'It is difficult to ask other people at work for help.': 'PS5', 'It is safe to take a risk at work.': 'PS4',
'People at work sometimes reject others for being different.': 'PS3', 'People at work are able to bring up problems and tough issues.': 'PS2', 'If I make a mistake at work, it is held against me.': 'PS1', Administrative science quarterly, 44(2), 350-383. Psychological safety and learning behavior in work teams. The 7-item Psychological Safety scale, here denoted by the PS prefix, was developed by Edmondson (1999). We’ll rename the items based on the scale to which they belong, in the order listed on the source articles. Scale item columnsįirst we’ll rename the items belonging two psychology scales used: one measuring psychological safety at work and the other measuring general self-efficacy at work. Next we’ll rename the columns to be easier to work with. 'For each of the following statements, please indicate how much you agree or disagree based on your experience at workplaces in general (not in any specific job).'], 'US Congressional District', 'DMA Code', 'DMA Name', 'Weight', 'Country', 'Provider', 'US Census Region', 'US Census Division', Imports import pandas as pdįrom import qqplotĭf = pd.read_csv('pollfish-data.csv', encoding='latin1')ĭf = df.drop(['Time Started', 'Time Finished', 'Manufacturer', 'OS', 'Year Of Birth',
#Sns distplot rename x axis code
Let’s extract more relevant columns to another dataframe: columns = g_summary = g_search_results].copy() g_lumns = columns = if '_' in col else col for col in g_lumns ] g_lumns = columns g_summary.The code below implements the python code used to analyze this data. Like before, the output will be saved to a dataframe called g_search_results. Grid searching will also take a bit of time because we have 24 different combinations of hyperparameters to try. Once saved, let’s import it to Python: sample = pd.read_csv('IMDB Dataset.csv') print(f" g_search = GridSearchCV(estimator=pipe, param_grid=param_grid, cv=5, n_jobs=-1) g_search.fit(X_train, y_train) # Save results to a dataframe g_search_results = pd.DataFrame(g_search.cv_results_).sort_values(by='rank_test_score')

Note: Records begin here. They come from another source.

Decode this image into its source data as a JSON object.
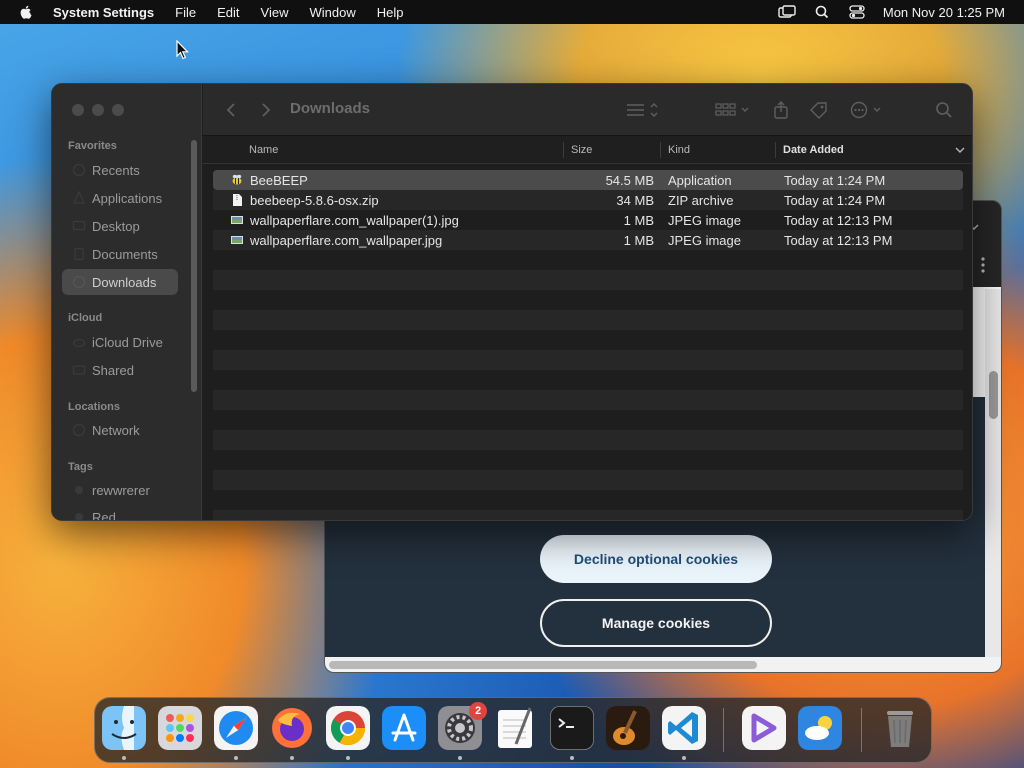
{
  "menubar": {
    "app_name": "System Settings",
    "menus": [
      "File",
      "Edit",
      "View",
      "Window",
      "Help"
    ],
    "clock": "Mon Nov 20  1:25 PM",
    "status_icons": [
      "screen-mirroring-icon",
      "spotlight-search-icon",
      "control-center-icon"
    ]
  },
  "finder": {
    "title": "Downloads",
    "sidebar": {
      "favorites_label": "Favorites",
      "favorites": [
        "Recents",
        "Applications",
        "Desktop",
        "Documents",
        "Downloads"
      ],
      "icloud_label": "iCloud",
      "icloud": [
        "iCloud Drive",
        "Shared"
      ],
      "locations_label": "Locations",
      "locations": [
        "Network"
      ],
      "tags_label": "Tags",
      "tags": [
        "rewwrerer",
        "Red"
      ],
      "selected": "Downloads"
    },
    "columns": {
      "name": "Name",
      "size": "Size",
      "kind": "Kind",
      "date": "Date Added"
    },
    "files": [
      {
        "name": "BeeBEEP",
        "size": "54.5 MB",
        "kind": "Application",
        "date": "Today at 1:24 PM",
        "icon": "bee-app-icon"
      },
      {
        "name": "beebeep-5.8.6-osx.zip",
        "size": "34 MB",
        "kind": "ZIP archive",
        "date": "Today at 1:24 PM",
        "icon": "zip-file-icon"
      },
      {
        "name": "wallpaperflare.com_wallpaper(1).jpg",
        "size": "1 MB",
        "kind": "JPEG image",
        "date": "Today at 12:13 PM",
        "icon": "image-file-icon"
      },
      {
        "name": "wallpaperflare.com_wallpaper.jpg",
        "size": "1 MB",
        "kind": "JPEG image",
        "date": "Today at 12:13 PM",
        "icon": "image-file-icon"
      }
    ],
    "selected_file": "BeeBEEP"
  },
  "browser": {
    "decline_label": "Decline optional cookies",
    "manage_label": "Manage cookies"
  },
  "dock": {
    "apps": [
      "Finder",
      "Launchpad",
      "Safari",
      "Firefox",
      "Google Chrome",
      "App Store",
      "System Settings",
      "TextEdit",
      "Terminal",
      "GarageBand",
      "Visual Studio Code",
      "Visual Studio",
      "Weather",
      "Trash"
    ],
    "settings_badge": "2"
  },
  "colors": {
    "accent_blue": "#1f4e78",
    "badge_red": "#e0443e",
    "selection_gray": "#4b4b4b"
  }
}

#Sns distplot rename x axis download
You can download the dataset here and save it in your working directory. Now, we are ready to import the packages: # Set random seed seed = 123 # Data manipulation/analysis import numpy as np import pandas as pd # Text preprocessing/analysis import re from rpus import stopwords from nltk.stem import WordNetLemmatizer from nltk.tokenize import RegexpTokenizer from import SentimentIntensityAnalyzer from textblob import TextBlob from scipy.sparse import hstack, csr_matrix from sklearn.feature_extraction.text import TfidfVectorizer from sklearn.preprocessing import MinMaxScaler # Modelling from sklearn.model_selection import train_test_split, cross_validate, GridSearchCV, RandomizedSearchCV from sklearn.linear_model import LogisticRegression, SGDClassifier from sklearn.naive_bayes import MultinomialNB from trics import classification_report, confusion_matrix from sklearn.pipeline import Pipeline # Visualisation import matplotlib.pyplot as plt import seaborn as sns %matplotlib inline sns.set(style="whitegrid", context='talk') 1. If you have already downloaded, running this will notify you so. Once you have nltk installed, please make sure you have downloaded ‘stopwords’, ‘wordnet’ and ‘vader_lexicon’ from nltk with the script below: import nltk nltk.download('stopwords') nltk.download('wordnet') nltk.download('vader_lexicon') Let’s make sure you have the following libraries installed before we start: ◼️ Data manipulation/analysis: numpy, pandas ◼️ Data partitioning: sklearn ◼️ Text preprocessing/analysis: nltk, textblob ◼️ Visualisation: matplotlib, seaborn I have tested the scripts in Python 3.7.1 in Jupyter Notebook. If you are new to Python, this is a good place to get started. This post assumes that the reader (? yes, you!) has access to and is familiar with Python including installing packages, defining functions and other basic tasks.